Remote ischemic conditioning (RIC) is acutely cardioprotective in ischemia-reperfusion injury. We aimed to evaluate the effect of RIC on septic cardiomyopathy and associated multi-organ failure in a lipopolysaccharide (LPS)-induced sepsis mouse model. Balb/c mice were divided into sham, LPS, and LPS + RIC groups. LPS 10 mg/kg or saline control was injected intraperitoneally. RIC was performed by four cycles of 5 min ischemia and 5 min reperfusion of the left lower limb just before the LPS injection. Cardiac function on echocardiography, circulating mediators, blood biochemistry, and MAPK signalling was assessed. Survival 7 days after LPS injection was evaluated in sham-treated, RIC, and daily repeated RIC groups. An LPS-induced decrease in cardiac output was ameliorated by RIC with preserved left ventricular systolic function. LPS-induced increases in TNF-α, IL-1β, IL-6, and high-mobility group box 1 protein (HMGB1) were significantly suppressed by RIC. RIC also suppressed increases in plasma cardiac troponin I, aspartate transaminase, alanine transaminase, blood urea nitrogen, and creatinine with suppressed ERK and JNK phosphorylation in heart, liver, and kidney tissue. RIC significantly improved survival rate (p = 0.0037). Survival rate in the daily repeated RIC group was 100%, and it was higher than that in the RIC group (p = 0.0088). In summary, RIC reduced circulating and myocardial inflammatory mediators associated with septic cardiomyopathy, and led to improved ventricular function, cardiac output, and survival. Our data also revealed that chronic RIC has additional benefit in terms of mortality in sepsis. While further studies are required, RIC may be a clinically useful tool to ameliorate sepsis-induced cardiomyopathy.

摘要

远程缺血预处理(RIC)在缺血再灌注损伤中具有急性心脏保护作用。我们旨在评估 RIC 对脂多糖(LPS)诱导的脓毒症小鼠模型中脓毒性心肌病和相关多器官衰竭的影响。
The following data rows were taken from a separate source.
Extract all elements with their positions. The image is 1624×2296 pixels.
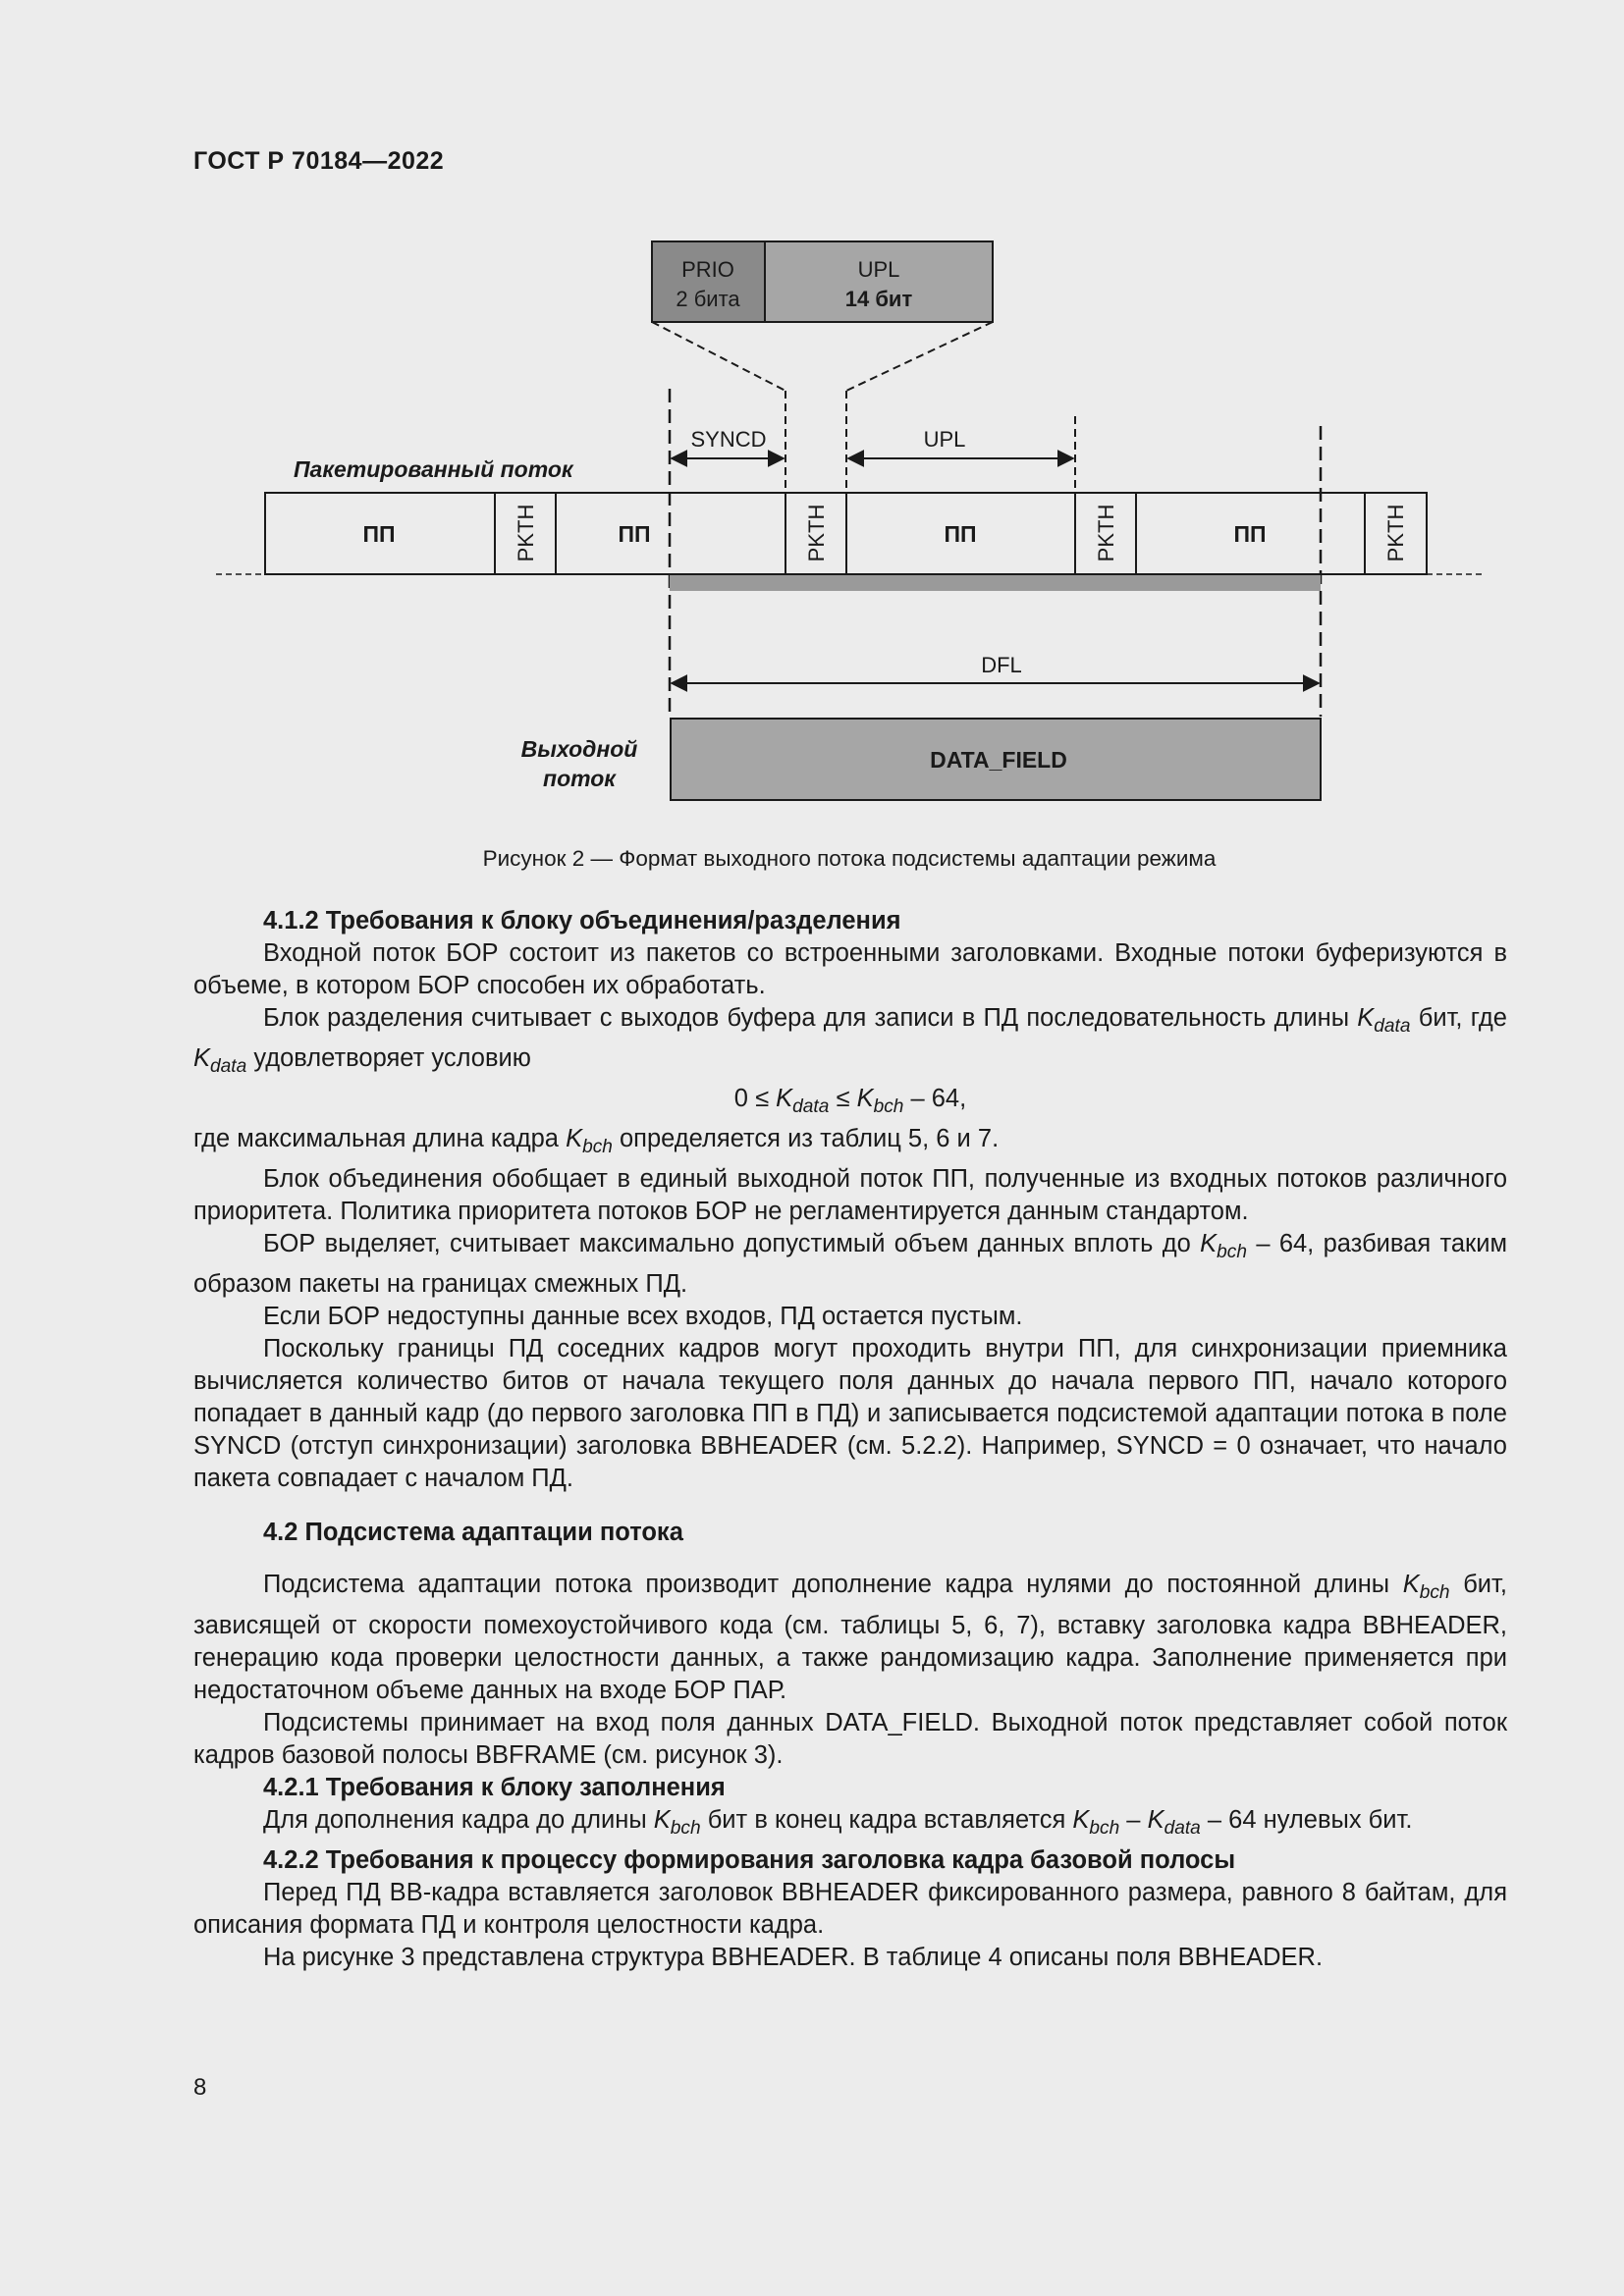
formula: $0 \le K_{data} \le K_{bch} - 64$, — [733, 1085, 967, 1118]
paragraph: Входной поток БОР состоит из пакетов со встроенными заголовками. Входные потоки буферизуются в объеме, в котором БОР способен их обработать. — [193, 939, 1507, 999]
cell-pkth-2: PKTH — [804, 504, 829, 562]
heading-4-2-2: 4.2.2 Требования к процессу формирования заголовка кадра базовой полосы — [263, 1845, 1236, 1874]
cell-pp-3: ПП — [944, 521, 977, 547]
paragraph: Подсистема адаптации потока производит дополнение кадра нулями до постоянной длины $K_{bch}$ бит, зависящей от скорости помехоустойчивого кода (см. таблицы 5, 6, 7), вставку заголовка кадра BBHEADER, генерацию кода проверки целостности данных, а также рандомизацию кадра. Заполнение применяется при недостаточном объеме данных на входе БОР ПАР. — [193, 1571, 1507, 1704]
document-header: ГОСТ Р 70184—2022 — [193, 147, 445, 175]
heading-4-1-2: 4.1.2 Требования к блоку объединения/разделения — [263, 907, 901, 934]
cell-pkth-4: PKTH — [1383, 504, 1408, 562]
paragraph: Подсистемы принимает на вход поля данных DATA_FIELD. Выходной поток представляет собой поток кадров базовой полосы BBFRAME (см. рисунок 3). — [193, 1708, 1507, 1769]
prio-label: PRIO — [681, 257, 734, 282]
paragraph: Если БОР недоступны данные всех входов, ПД остается пустым. — [263, 1303, 1023, 1331]
body-text — [193, 905, 1507, 1974]
prio-bits: 2 бита — [676, 287, 740, 311]
paragraph: Для дополнения кадра до длины $K_{bch}$ бит в конец кадра вставляется $K_{bch} - K_{data} - 64$ нулевых бит. — [263, 1805, 1413, 1839]
heading-4-2: 4.2 Подсистема адаптации потока — [263, 1519, 683, 1547]
paragraph: БОР выделяет, считывает максимально допустимый объем данных вплоть до $K_{bch} - 64$, разбивая таким образом пакеты на границах смежных ПД. — [193, 1230, 1507, 1299]
cell-pp-4: ПП — [1233, 521, 1267, 547]
output-label-1: Выходной — [520, 736, 638, 762]
paragraph: Перед ПД BB-кадра вставляется заголовок BBHEADER фиксированного размера, равного 8 байтам, для описания формата ПД и контроля целостности кадра. — [193, 1878, 1507, 1939]
cell-pkth-1: PKTH — [514, 504, 538, 562]
data-region-band — [670, 575, 1321, 591]
data-field-label: DATA_FIELD — [930, 747, 1067, 773]
heading-4-2-1: 4.2.1 Требования к блоку заполнения — [263, 1773, 726, 1801]
cell-pp-1: ПП — [362, 521, 396, 547]
paragraph: Блок разделения считывает с выходов буфера для записи в ПД последовательность длины $K_{data}$ бит, где $K_{data}$ удовлетворяет условию — [193, 1004, 1507, 1078]
cell-pkth-3: PKTH — [1094, 504, 1118, 562]
upl-label: UPL — [857, 257, 900, 282]
figure-2-diagram — [0, 0, 1624, 844]
upl-arrow-label: UPL — [923, 427, 966, 452]
page-number: 8 — [193, 2074, 207, 2101]
paragraph: Блок объединения обобщает в единый выходной поток ПП, полученные из входных потоков различного приоритета. Политика приоритета потоков БОР не регламентируется данным стандартом. — [193, 1165, 1507, 1226]
stream-label: Пакетированный поток — [294, 456, 573, 482]
paragraph: Поскольку границы ПД соседних кадров могут проходить внутри ПП, для синхронизации приемника вычисляется количество битов от начала текущего поля данных до начала первого ПП, начало которого попадает в данный кадр (до первого заголовка ПП в ПД) и записывается подсистемой адаптации потока в поле SYNCD (отступ синхронизации) заголовка BBHEADER (см. 5.2.2). Например, SYNCD = 0 означает, что начало пакета совпадает с началом ПД. — [193, 1335, 1507, 1493]
cell-pp-2: ПП — [618, 521, 651, 547]
output-label-2: поток — [543, 766, 616, 791]
dfl-label: DFL — [981, 653, 1022, 677]
paragraph: На рисунке 3 представлена структура BBHEADER. В таблице 4 описаны поля BBHEADER. — [263, 1943, 1324, 1971]
paragraph: где максимальная длина кадра $K_{bch}$ определяется из таблиц 5, 6 и 7. — [193, 1125, 1000, 1158]
syncd-label: SYNCD — [690, 427, 767, 452]
upl-bits: 14 бит — [844, 287, 913, 311]
figure-caption: Рисунок 2 — Формат выходного потока подсистемы адаптации режима — [482, 846, 1217, 871]
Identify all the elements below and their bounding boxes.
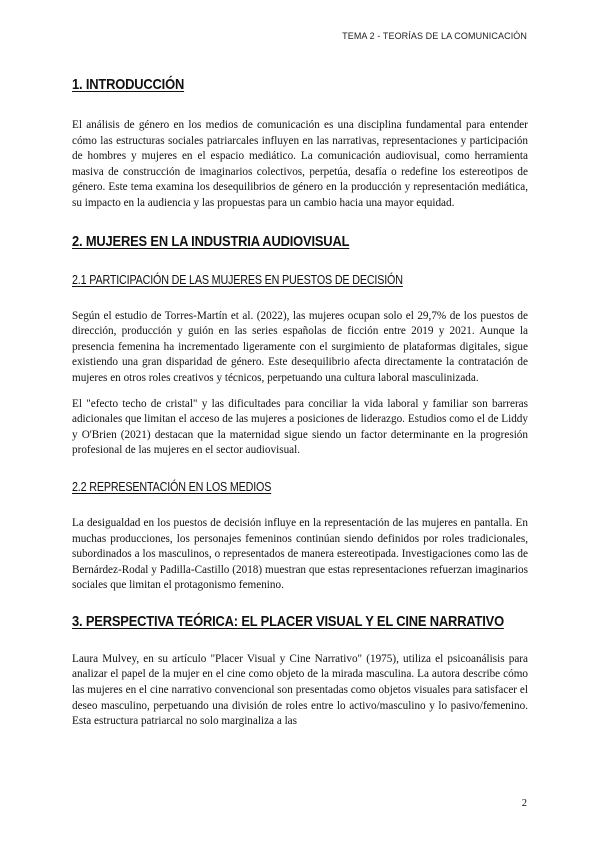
page-number: 2 [521, 798, 527, 809]
section-heading-introduccion: 1. INTRODUCCIÓN [72, 76, 185, 93]
paragraph: La desigualdad en los puestos de decisión influye en la representación de las mujeres en pantalla. En muchas producciones, los personajes femeninos continúan siendo definidos por roles tradicionales, subordinados a los masculinos, o representados de manera estereotipada. Investigaciones como las de Bernárdez-Rodal y Padilla-Castillo (2018) muestran que estas representaciones refuerzan imaginarios sociales que limitan el protagonismo femenino. [72, 516, 528, 592]
paragraph: Según el estudio de Torres-Martín et al. (2022), las mujeres ocupan solo el 29,7% de los puestos de dirección, producción y guión en las series españolas de ficción entre 2019 y 2021. Aunque la presencia femenina ha incrementado ligeramente con el surgimiento de plataformas digitales, sigue existiendo una gran disparidad de género. Este desequilibrio afecta directamente la contratación de mujeres en otros roles creativos y técnicos, perpetuando una cultura laboral masculinizada. [72, 309, 528, 384]
paragraph: El "efecto techo de cristal" y las dificultades para conciliar la vida laboral y familiar son barreras adicionales que limitan el acceso de las mujeres a posiciones de liderazgo. Estudios como el de Liddy y O'Brien (2021) destacan que la maternidad sigue siendo un factor determinante en la progresión profesional de las mujeres en el sector audiovisual. [72, 397, 528, 457]
paragraph: Laura Mulvey, en su artículo "Placer Visual y Cine Narrativo" (1975), utiliza el psicoanálisis para analizar el papel de la mujer en el cine como objeto de la mirada masculina. La autora describe cómo las mujeres en el cine narrativo convencional son presentadas como objetos visuales para satisfacer el deseo masculino, perpetuando una división de roles entre lo activo/masculino y lo pasivo/femenino. Esta estructura patriarcal no solo marginaliza a las [72, 652, 528, 728]
section-heading-mujeres-industria: 2. MUJERES EN LA INDUSTRIA AUDIOVISUAL [72, 232, 350, 250]
subsection-heading-representacion: 2.2 REPRESENTACIÓN EN LOS MEDIOS [72, 479, 272, 494]
page-content [72, 76, 528, 730]
running-header: TEMA 2 - TEORÍAS DE LA COMUNICACIÓN [342, 31, 527, 41]
subsection-heading-participacion: 2.1 PARTICIPACIÓN DE LAS MUJERES EN PUESTOS DE DECISIÓN [72, 272, 403, 287]
section-heading-perspectiva-teorica: 3. PERSPECTIVA TEÓRICA: EL PLACER VISUAL Y EL CINE NARRATIVO [72, 612, 504, 630]
paragraph: El análisis de género en los medios de comunicación es una disciplina fundamental para entender cómo las estructuras sociales patriarcales influyen en las narrativas, representaciones y participación de hombres y mujeres en el espacio mediático. La comunicación audiovisual, como herramienta masiva de construcción de imaginarios colectivos, perpetúa, desafía o redefine los estereotipos de género. Este tema examina los desequilibrios de género en la producción y representación mediática, su impacto en la audiencia y las propuestas para un cambio hacia una mayor equidad. [72, 119, 528, 209]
Balb/c 小鼠分为假手术、LPS 和 LPS+RIC 组。LPS 10mg/kg 或生理盐水对照腹腔内注射。在 LPS 注射前,通过左下肢 5 分钟缺血和 5 分钟再灌注的 4 个循环进行 RIC。通过超声心动图、循环介质、血液生化和 MAPK 信号评估心脏功能。评估 LPS 处理的假手术组、RIC 组和每日重复 RIC 组 7 天后的存活情况。RIC 改善了 LPS 诱导的心输出量下降,同时保留了左心室收缩功能。RIC 显著抑制了 LPS 诱导的 TNF-α、IL-1β、IL-6 和高迁移率族蛋白 1(HMGB1)的增加。RIC 还抑制了血浆心肌肌钙蛋白 I、天冬氨酸转氨酶、丙氨酸转氨酶、血尿素氮和肌酐的增加,并抑制了心脏、肝脏和肾脏组织中 ERK 和 JNK 的磷酸化。RIC 显著提高了存活率(p=0.0037)。每日重复 RIC 组的存活率为 100%,高于 RIC 组(p=0.0088)。总之,RIC 减少了与脓毒性心肌病相关的循环和心肌炎症介质,导致心室功能、心输出量和存活率得到改善。我们的数据还表明,慢性 RIC 在脓毒症的死亡率方面具有额外的益处。虽然还需要进一步的研究,但 RIC 可能是一种改善脓毒症引起的心肌病的临床有用工具。